Federated Learning (FL) has gained prominence as a privacy-enhancing technology, initially popularized by Google for predicting user keystrokes on smartphones while preserving privacy. FL has expanded to various applications and novel algorithms have been developed to ensure the convergence of FL's global AI model and handle intermittent connectivity in certain scenarios.
However, the strength of privacy protection provided by FL has been called into question by further research. Researchers have identified potential vulnerabilities and threats, such as the curious aggregator threat, susceptibility to man-in-the-middle and insider attacks that disrupt model convergence, and inference attacks that attempt to re-identify data subjects from AI model updates. To address these challenges, the novel Armored Federated Learning (AFL) platform will be developed in this project, aiming to meet the GDPR challenge and enable GDPR compliance while utilizing FL technology.
Another challenge is the accessibility of high-quality datasets for research purposes. Often, datasets of sufficient quality are not available from a single source and must be assembled from subsets owned by different organizations, each with its own access policies. In many cases, these organizations restrict access to entities outside their organization, even more so than required by the GDPR. Furthermore, the mere awareness of the dataset's existence and the ability to contact the data owner pose additional challenges to data accessibility. Overcoming the barrier of accessibility to siloed data in a GDPR-compliant manner would have a significant impact.

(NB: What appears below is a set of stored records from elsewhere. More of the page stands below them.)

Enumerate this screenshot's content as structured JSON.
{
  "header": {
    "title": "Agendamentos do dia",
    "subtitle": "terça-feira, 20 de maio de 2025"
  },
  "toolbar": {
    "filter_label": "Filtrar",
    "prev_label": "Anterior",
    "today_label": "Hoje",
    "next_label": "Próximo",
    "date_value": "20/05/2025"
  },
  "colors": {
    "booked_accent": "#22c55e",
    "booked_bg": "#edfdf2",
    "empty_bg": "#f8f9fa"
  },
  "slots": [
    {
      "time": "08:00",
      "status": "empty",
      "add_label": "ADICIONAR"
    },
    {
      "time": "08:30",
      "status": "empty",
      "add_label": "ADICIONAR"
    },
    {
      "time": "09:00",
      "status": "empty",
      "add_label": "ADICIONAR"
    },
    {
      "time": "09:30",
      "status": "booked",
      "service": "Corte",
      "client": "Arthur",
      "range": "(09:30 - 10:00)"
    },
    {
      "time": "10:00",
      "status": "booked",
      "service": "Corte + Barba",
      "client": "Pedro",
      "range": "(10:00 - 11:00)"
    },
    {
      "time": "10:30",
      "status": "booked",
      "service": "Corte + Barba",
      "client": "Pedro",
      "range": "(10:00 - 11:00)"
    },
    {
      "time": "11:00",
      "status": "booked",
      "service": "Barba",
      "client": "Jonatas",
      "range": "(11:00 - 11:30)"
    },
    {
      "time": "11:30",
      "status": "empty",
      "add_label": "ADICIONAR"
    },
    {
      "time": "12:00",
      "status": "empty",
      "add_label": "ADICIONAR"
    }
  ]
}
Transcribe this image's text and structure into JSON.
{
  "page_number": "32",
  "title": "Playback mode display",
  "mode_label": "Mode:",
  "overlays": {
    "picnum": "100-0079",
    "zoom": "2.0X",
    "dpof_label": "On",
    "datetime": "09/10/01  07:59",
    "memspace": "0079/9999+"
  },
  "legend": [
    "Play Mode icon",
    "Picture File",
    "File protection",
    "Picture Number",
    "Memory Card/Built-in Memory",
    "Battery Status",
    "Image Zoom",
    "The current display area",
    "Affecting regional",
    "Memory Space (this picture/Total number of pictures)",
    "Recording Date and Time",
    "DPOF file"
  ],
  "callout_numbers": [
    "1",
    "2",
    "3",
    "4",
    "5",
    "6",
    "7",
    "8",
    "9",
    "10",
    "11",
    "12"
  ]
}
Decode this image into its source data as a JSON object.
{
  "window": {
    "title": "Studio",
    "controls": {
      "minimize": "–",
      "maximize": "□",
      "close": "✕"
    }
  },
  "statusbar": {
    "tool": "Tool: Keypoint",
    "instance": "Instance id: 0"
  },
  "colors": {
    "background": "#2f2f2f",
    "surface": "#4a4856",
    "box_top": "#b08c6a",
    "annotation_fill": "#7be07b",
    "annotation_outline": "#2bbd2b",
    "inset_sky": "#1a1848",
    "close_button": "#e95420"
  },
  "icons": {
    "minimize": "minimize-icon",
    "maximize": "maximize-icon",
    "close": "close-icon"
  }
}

Overall, FL and improved accessibility to siloed data in a GDPR-compliant manner hold the potential to revolutionize privacy protection, research capabilities, and the development of critical solutions in various domains.
The goal of TRUMPET project is to research and develop novel privacy enhancement methods for Federated Learning, and to deliver a highly scalable Federated AI service platform for researchers, that will enable AI-powered studies of siloed, multi-site, cross-domain, cross-border European datasets with privacy guarantees that exceed the requirements of GDPR. The generic TRUMPET platform will be piloted, demonstrated and validated in the specific use case of European cancer hospitals, allowing researchers and policymakers to extract AI-driven insights from previously inaccessible cross-border, cross-organization cancer data, while ensuring the patients’ privacy. The strong privacy protection accorded by the platform will be verified through the engagement of external experts for independent privacy leakage and re-identification testing.
A secondary goal of the project is to research, develop and promote with EU data protection authorities a novel metric and tool for the certification of GDPR compliance of Federated Learning implementations.